In the given figure \(\triangle\)ABC is shown, in which DE \(\parallel\) BC. If AD = 5 cm, DB = 2.5 cm and DE = 8 cm, then the length of BC is :

• A. 10 cm
• B. 6 cm
• C. 12 cm
• D. 7.5 cm

Hint:

Avoid using \( \frac{AD}{DB} = \frac{DE}{BC} \). This is a common mistake.

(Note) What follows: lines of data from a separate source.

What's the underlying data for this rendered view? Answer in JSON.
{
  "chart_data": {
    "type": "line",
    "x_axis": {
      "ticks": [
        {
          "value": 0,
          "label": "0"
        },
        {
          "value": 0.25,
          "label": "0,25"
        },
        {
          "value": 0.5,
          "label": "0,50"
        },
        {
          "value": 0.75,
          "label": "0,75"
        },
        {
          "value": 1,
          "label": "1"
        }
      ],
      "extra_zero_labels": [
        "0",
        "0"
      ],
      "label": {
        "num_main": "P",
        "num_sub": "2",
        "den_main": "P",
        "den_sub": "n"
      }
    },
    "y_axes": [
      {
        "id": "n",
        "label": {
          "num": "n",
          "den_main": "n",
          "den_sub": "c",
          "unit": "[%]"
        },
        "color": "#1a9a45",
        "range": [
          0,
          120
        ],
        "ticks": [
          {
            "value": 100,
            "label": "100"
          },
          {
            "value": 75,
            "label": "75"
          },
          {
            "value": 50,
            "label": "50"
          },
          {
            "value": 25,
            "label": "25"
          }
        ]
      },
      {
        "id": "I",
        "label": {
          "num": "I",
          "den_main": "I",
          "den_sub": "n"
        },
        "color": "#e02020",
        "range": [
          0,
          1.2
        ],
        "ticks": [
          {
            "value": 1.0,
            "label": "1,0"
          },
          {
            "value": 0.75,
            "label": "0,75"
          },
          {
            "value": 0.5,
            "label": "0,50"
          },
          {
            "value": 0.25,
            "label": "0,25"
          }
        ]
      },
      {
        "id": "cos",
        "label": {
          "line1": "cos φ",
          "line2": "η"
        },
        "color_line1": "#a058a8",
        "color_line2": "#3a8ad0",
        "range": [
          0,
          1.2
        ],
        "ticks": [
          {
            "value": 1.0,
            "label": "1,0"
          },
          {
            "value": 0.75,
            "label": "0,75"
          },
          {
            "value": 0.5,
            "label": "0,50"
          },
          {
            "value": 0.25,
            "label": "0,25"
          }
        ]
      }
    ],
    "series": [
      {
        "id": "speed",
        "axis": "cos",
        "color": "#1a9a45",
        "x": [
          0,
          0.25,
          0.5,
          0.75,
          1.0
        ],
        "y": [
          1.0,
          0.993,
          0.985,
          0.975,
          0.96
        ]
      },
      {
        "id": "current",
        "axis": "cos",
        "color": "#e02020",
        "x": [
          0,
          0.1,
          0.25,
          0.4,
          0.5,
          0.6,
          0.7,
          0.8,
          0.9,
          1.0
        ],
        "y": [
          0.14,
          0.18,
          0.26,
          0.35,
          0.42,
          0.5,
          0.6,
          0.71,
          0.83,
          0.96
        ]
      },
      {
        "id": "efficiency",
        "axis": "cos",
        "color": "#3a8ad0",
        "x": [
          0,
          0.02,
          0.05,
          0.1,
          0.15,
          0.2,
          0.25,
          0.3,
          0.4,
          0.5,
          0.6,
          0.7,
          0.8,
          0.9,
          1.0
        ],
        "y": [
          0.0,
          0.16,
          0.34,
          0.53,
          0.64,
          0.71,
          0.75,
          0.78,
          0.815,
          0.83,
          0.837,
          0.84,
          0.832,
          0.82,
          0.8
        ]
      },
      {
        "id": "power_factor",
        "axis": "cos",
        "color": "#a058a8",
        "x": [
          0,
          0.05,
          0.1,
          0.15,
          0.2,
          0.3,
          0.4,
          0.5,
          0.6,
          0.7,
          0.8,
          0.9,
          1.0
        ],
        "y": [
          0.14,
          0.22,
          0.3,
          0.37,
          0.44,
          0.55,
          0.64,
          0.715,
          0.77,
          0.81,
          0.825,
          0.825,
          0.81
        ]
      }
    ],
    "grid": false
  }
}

BPT relates segments of sides, but Similarity relates the full sides of the triangles.

Answer 1

The Correct Option is C

To solve the given problem, we will use the Basic Proportionality Theorem (Thales' Theorem), which states that if a line is drawn parallel to one side of a triangle and intersects the other two sides, then it divides those sides proportionally.

Given:

• \(DE \parallel BC\)
• \(AD = 5\, \text{cm}\)
• \(DB = 2.5\, \text{cm}\)
• \(DE = 8\, \text{cm}\)

To find: Length of \(BC\)

According to the Basic Proportionality Theorem:

\(\frac{AD}{DB} = \frac{DE}{BC}\)

Substituting the given values:

\(\frac{5}{2.5} = \frac{8}{BC}\)

Solving for \(BC\):

\(\frac{5}{2.5} = 2 \Rightarrow \frac{8}{BC} = 2\)

From the above equation, we have:

\(BC = \frac{8}{2} = 4 \times 3 = 12\, \text{cm}\)

Thus, the length of \(BC\) is 12 cm.